EKÎN ÎSYAN: DEVRİMLE BİRLİKTE ÇOK KAZANIM ELDE ETTİK
Ekîn Îsyan ise bütün ezilen ulusların Dünya Anadil Günü'nü kutlayarak sözlerine başladı. Rojava devriminin ardından Kürt ulusu olarak kazanımlar elde ettiklerini ifade eden Ekîn Îsyan, "Kürtçe konusunda ve kültürel anlamda hakların elde edilmesi önemli bir gelişme. Gerçekten de devrimin ardından birçok önemli kazanım elde ettik" dedi.

'AİLE BÜYÜKLERİMİZ KÜLTÜRLERİNE SAHİP ÇIKTIKLARI İÇİN İŞKENCEYE MARUZ KALMIŞ'
Bazen aile büyükleriyle sohbet ederken onlardan BAAS rejiminin Kürtler üzerindeki baskıları dinlediğini söyleyen Ekîn Îsyan, "Birçok sefer kültürlerine, geleneksel kıyafetlerine sahip çıktıkları için dayağa maruz kalmışlar. Zindanlarda kalıp işkenceye uğramışlar. Eğitim yasağıyla karşılaşmışlar" dedi.

'EZİLEN ULUSLAR KENDİ DİLİNDE EĞİTİM GÖREBİLİYOR'
Rojava devrimiyle birlikte kendi dillerinde eğitim görme fırsatına sahip olduklarını belirten Ekîn Îsyan, "Sadece Kürtçe için değil. Rojava devriminin ardından Rojava'daki ezilen ulusların hepsi kendi dilinde eğitim görebiliyor. Bize söylenilene göre önceden tek dil vardı. O da Arapçaydı. Ama şu an görüyoruz ki Süryânî halkı Süryânîce eğitim görüyor. Okullarda Kürtçe eğitim veriliyor" dedi. Okullarda Arapça eğitimlerin de verildiğini vurgulayan Ekîn Îsyan şunları söyledi: "'Sadece Kürtçe oku' diye zoraki bir durum yok. Bu devrimimizin en güzel yönlerinden birisi. Çünkü birçok genç devrimden önce Arapça eğitim gördü. Ama devrim onları Kürtçe okumaya mecbur bırakmadı. Bu noktada özellikle biz Kürtler dilimizi yaygınlaştırmalıyız. Çünkü bu bizim dilimiz. Bunun için savaşıyoruz. Devrim de bunun için gerçekleşti. Dilimize sahip çıkmanın oynayacağı rol farklı. Peki nasıl sahip çıkabiliriz? Mesela Kürtçe gazeteler okumak, yazı yazmak, Kürtçe şarkılar dinlemek, Kürtçe film izlemek bu noktada önemli."
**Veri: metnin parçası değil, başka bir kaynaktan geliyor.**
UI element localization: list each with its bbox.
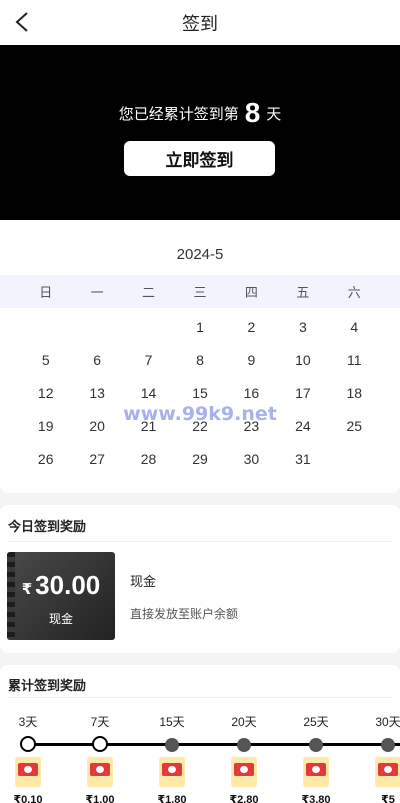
- red-envelope-icon[interactable]: [375, 757, 400, 787]
- calendar-day[interactable]: 14: [123, 376, 174, 409]
- milestone-amount: ₹5: [381, 794, 395, 803]
- weekday-label: 六: [347, 285, 361, 300]
- red-envelope-icon[interactable]: [87, 757, 113, 787]
- calendar-day[interactable]: 23: [226, 409, 277, 442]
- milestone-label: 15天: [159, 715, 185, 729]
- red-envelope-icon[interactable]: [15, 757, 41, 787]
- calendar-day[interactable]: 20: [71, 409, 122, 442]
- cumulative-reward-section: 累计签到奖励 3天 ₹0.10 7天 ₹1.00 15天 ₹1.80 20天 ₹2.80 25天…: [0, 665, 400, 803]
- cumulative-reward-title: 累计签到奖励: [8, 678, 87, 693]
- page-title: 签到: [182, 13, 218, 34]
- milestone-label: 20天: [231, 715, 257, 729]
- calendar-day[interactable]: 27: [71, 442, 122, 475]
- milestone-amount: ₹1.00: [85, 794, 115, 803]
- calendar-day[interactable]: 28: [123, 442, 174, 475]
- chevron-left-icon: [15, 12, 28, 32]
- weekday-label: 日: [39, 285, 53, 300]
- calendar-empty-cell: [20, 310, 71, 343]
- calendar-month: 2024-5: [176, 246, 224, 263]
- today-reward-title: 今日签到奖励: [8, 519, 87, 534]
- milestone-label: 30天: [375, 715, 400, 729]
- milestone-node: [165, 738, 179, 752]
- calendar-day[interactable]: 6: [71, 343, 122, 376]
- calendar-day[interactable]: 24: [277, 409, 328, 442]
- reward-value: 30.00: [35, 570, 101, 600]
- streak-days: 8: [244, 97, 261, 128]
- calendar-day[interactable]: 19: [20, 409, 71, 442]
- calendar-day[interactable]: 15: [174, 376, 225, 409]
- progress-line: [28, 743, 400, 746]
- milestone-label: 25天: [303, 715, 329, 729]
- streak-prefix: 您已经累计签到第: [118, 106, 239, 123]
- reward-type: 现金: [48, 612, 73, 626]
- calendar-empty-cell: [71, 310, 122, 343]
- calendar-day[interactable]: 31: [277, 442, 328, 475]
- streak-suffix: 天: [266, 106, 282, 123]
- calendar-day[interactable]: 18: [329, 376, 380, 409]
- back-button[interactable]: [8, 8, 36, 36]
- divider: [8, 697, 392, 698]
- sign-in-button[interactable]: 立即签到: [124, 141, 275, 176]
- calendar-day[interactable]: 26: [20, 442, 71, 475]
- weekday-label: 二: [142, 285, 156, 300]
- calendar-day[interactable]: 22: [174, 409, 225, 442]
- calendar-day[interactable]: 5: [20, 343, 71, 376]
- red-envelope-icon[interactable]: [231, 757, 257, 787]
- today-reward-section: 今日签到奖励 ₹30.00 现金 现金 直接发放至账户余额: [0, 505, 400, 653]
- weekday-label: 三: [193, 285, 207, 300]
- calendar-day[interactable]: 21: [123, 409, 174, 442]
- calendar-day[interactable]: 8: [174, 343, 225, 376]
- calendar-day[interactable]: 30: [226, 442, 277, 475]
- calendar-day[interactable]: 9: [226, 343, 277, 376]
- milestone-label: 3天: [18, 715, 38, 729]
- calendar-day[interactable]: 13: [71, 376, 122, 409]
- calendar-day[interactable]: 25: [329, 409, 380, 442]
- reward-amount: ₹30.00: [7, 570, 115, 601]
- red-envelope-icon[interactable]: [159, 757, 185, 787]
- reward-description: 直接发放至账户余额: [130, 607, 239, 621]
- calendar-day[interactable]: 11: [329, 343, 380, 376]
- header-bar: 签到: [0, 0, 400, 45]
- weekday-label: 四: [244, 285, 258, 300]
- calendar-day[interactable]: 3: [277, 310, 328, 343]
- reward-coupon: ₹30.00 现金: [7, 552, 115, 640]
- calendar-day[interactable]: 7: [123, 343, 174, 376]
- calendar-empty-cell: [123, 310, 174, 343]
- milestone-amount: ₹3.80: [301, 794, 331, 803]
- calendar-day[interactable]: 17: [277, 376, 328, 409]
- calendar-day[interactable]: 12: [20, 376, 71, 409]
- calendar: 2024-5 日一二三四五六 1 2 3 4 5 6 7 8 9 10 11 12 13 14 15 16 17…: [0, 220, 400, 493]
- calendar-day[interactable]: 10: [277, 343, 328, 376]
- currency-symbol: ₹: [21, 581, 33, 598]
- milestone-amount: ₹0.10: [13, 794, 43, 803]
- milestone-node: [237, 738, 251, 752]
- milestone-amount: ₹1.80: [157, 794, 187, 803]
- reward-name: 现金: [130, 574, 157, 589]
- calendar-day[interactable]: 29: [174, 442, 225, 475]
- calendar-days: 1 2 3 4 5 6 7 8 9 10 11 12 13 14 15 16 17 18 19 20 21 22 23 24 2…: [0, 310, 400, 475]
- milestone-node: [309, 738, 323, 752]
- weekday-label: 五: [296, 285, 310, 300]
- calendar-day[interactable]: 16: [226, 376, 277, 409]
- milestone-node: [381, 738, 395, 752]
- milestone-label: 7天: [90, 715, 110, 729]
- calendar-day[interactable]: 1: [174, 310, 225, 343]
- calendar-day[interactable]: 4: [329, 310, 380, 343]
- weekday-header: 日一二三四五六: [0, 275, 400, 308]
- red-envelope-icon[interactable]: [303, 757, 329, 787]
- milestone-node: [20, 736, 36, 752]
- divider: [8, 541, 392, 542]
- milestone-node: [92, 736, 108, 752]
- weekday-label: 一: [90, 285, 104, 300]
- streak-text: 您已经累计签到第 8 天: [0, 97, 400, 129]
- calendar-day[interactable]: 2: [226, 310, 277, 343]
- milestone-amount: ₹2.80: [229, 794, 259, 803]
- sign-in-banner: 您已经累计签到第 8 天 立即签到: [0, 45, 400, 220]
'KÜRTÇEDE YAZINSAL BİRİKİMİMİZ ZAYIF'
Kürtçenin diğer dillere nazaran gelişiminin daha olduğunu ifade eden Ekîn Îsyan, "Diğer diller gelişim gösteriyordu ama biz Kürtler bu anlamda çok zorlandık. Eğitim görmemiz engellendi. Yazınsal tarih birikimimiz zayıf. Fakat şu anda bu kazanımlarımız var. Bunlara sahip çıkmalıyız, korumalıyız" dedi.
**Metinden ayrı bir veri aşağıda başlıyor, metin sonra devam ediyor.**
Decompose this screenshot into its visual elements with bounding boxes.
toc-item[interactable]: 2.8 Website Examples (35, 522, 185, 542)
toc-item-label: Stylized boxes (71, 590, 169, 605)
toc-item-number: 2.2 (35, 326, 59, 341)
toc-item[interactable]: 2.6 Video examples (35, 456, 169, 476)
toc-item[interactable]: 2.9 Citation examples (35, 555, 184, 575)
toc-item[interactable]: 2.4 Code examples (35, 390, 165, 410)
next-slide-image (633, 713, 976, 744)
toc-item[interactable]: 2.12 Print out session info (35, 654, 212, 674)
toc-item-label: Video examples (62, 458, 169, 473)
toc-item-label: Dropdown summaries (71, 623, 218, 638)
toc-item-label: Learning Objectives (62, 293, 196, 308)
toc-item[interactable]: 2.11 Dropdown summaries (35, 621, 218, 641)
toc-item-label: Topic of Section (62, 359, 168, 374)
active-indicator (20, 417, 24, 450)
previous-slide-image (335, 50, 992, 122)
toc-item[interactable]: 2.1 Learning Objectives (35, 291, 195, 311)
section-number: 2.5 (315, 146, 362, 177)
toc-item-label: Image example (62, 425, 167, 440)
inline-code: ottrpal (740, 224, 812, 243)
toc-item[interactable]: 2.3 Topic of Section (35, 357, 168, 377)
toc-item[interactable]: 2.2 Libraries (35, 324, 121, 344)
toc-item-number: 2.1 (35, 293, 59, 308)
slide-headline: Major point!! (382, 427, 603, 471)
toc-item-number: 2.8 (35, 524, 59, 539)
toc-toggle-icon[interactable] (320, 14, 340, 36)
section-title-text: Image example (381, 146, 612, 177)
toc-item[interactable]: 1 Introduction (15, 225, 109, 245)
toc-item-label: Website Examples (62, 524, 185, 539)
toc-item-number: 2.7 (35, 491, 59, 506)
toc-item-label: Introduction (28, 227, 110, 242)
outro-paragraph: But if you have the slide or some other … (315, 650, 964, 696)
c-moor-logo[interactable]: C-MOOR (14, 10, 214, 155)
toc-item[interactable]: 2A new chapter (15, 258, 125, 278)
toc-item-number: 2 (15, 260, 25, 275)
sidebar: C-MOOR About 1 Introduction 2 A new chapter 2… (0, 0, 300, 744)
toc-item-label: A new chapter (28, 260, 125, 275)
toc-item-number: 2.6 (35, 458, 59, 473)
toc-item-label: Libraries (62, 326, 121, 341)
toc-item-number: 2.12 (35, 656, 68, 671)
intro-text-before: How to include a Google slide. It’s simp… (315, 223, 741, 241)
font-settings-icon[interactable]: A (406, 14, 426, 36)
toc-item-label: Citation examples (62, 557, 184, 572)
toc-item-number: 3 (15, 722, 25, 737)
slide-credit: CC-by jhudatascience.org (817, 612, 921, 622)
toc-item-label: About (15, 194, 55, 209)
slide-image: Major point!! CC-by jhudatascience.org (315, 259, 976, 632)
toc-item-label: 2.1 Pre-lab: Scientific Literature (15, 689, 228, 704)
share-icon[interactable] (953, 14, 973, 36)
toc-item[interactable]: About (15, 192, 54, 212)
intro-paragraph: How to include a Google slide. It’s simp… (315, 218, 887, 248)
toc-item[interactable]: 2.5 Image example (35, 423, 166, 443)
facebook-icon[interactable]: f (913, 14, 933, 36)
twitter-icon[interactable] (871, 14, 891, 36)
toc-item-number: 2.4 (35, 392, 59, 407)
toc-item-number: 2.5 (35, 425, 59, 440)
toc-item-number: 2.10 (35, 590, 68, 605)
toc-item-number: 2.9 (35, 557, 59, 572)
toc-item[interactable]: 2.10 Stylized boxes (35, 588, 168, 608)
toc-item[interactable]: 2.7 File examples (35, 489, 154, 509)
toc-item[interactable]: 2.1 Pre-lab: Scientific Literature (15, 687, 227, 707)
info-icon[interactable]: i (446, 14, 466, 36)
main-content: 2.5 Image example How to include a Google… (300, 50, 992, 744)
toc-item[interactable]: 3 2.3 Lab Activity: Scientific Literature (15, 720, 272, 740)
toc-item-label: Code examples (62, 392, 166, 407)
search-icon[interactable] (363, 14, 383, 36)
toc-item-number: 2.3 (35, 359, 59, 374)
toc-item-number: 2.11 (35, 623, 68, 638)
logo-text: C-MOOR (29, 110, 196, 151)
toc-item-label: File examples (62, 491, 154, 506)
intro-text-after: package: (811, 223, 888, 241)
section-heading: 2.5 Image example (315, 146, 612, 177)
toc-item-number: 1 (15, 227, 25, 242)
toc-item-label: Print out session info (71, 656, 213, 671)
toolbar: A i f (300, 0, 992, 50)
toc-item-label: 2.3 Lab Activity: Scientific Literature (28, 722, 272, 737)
'UMUYORUM Kİ TÜM EZİLEN HALKLAR DİLİNE SAHİP ÇIKACAK'
Artık rahatça Kürtçe konuşabildiklerini söyleyen Ekîn Îsyan, "Ailemizle birlikte şevêrkler (Kürt toplumunda geceleri insanların toplanarak şarkılar söylediği, birbirlerine fıkra ve hikayelerin anlatıldığı köklü bir kültüre sahip olan sosyal etkinlik) yapabiliyoruz. Kürtçe yazabiliyoruz. Teyzelerimiz, akrabalarımız okulda hastalandıklarında 'ben hastayım' diyemedikleri için izin alamadıklarını anlatıyorlardı. Ama şu anda bütün isteklerimizi Kürtçe dile getirebiliyoruz" dedi. İnsanın dilinin kimliği olduğu kaydeden Ekîn Îsyan, "Herkesin diline sahip çıkması gerek. Özellikle de biz Kürtler. Kimliğimizi elde edebilmek için bir devrim gerçekleştirdik. Kimliğimizin bir unsuru da dilimiz. Biz söz var 'Dilin yoksa sen de yoksun' diyor. Gerçekten de böyle. Bu yüzden umuyorum ki bütün ezilen halklar diline sahip çıkacak. Dünya Anadil Günü tüm ezilen uluslara kutlu olsun" dedi.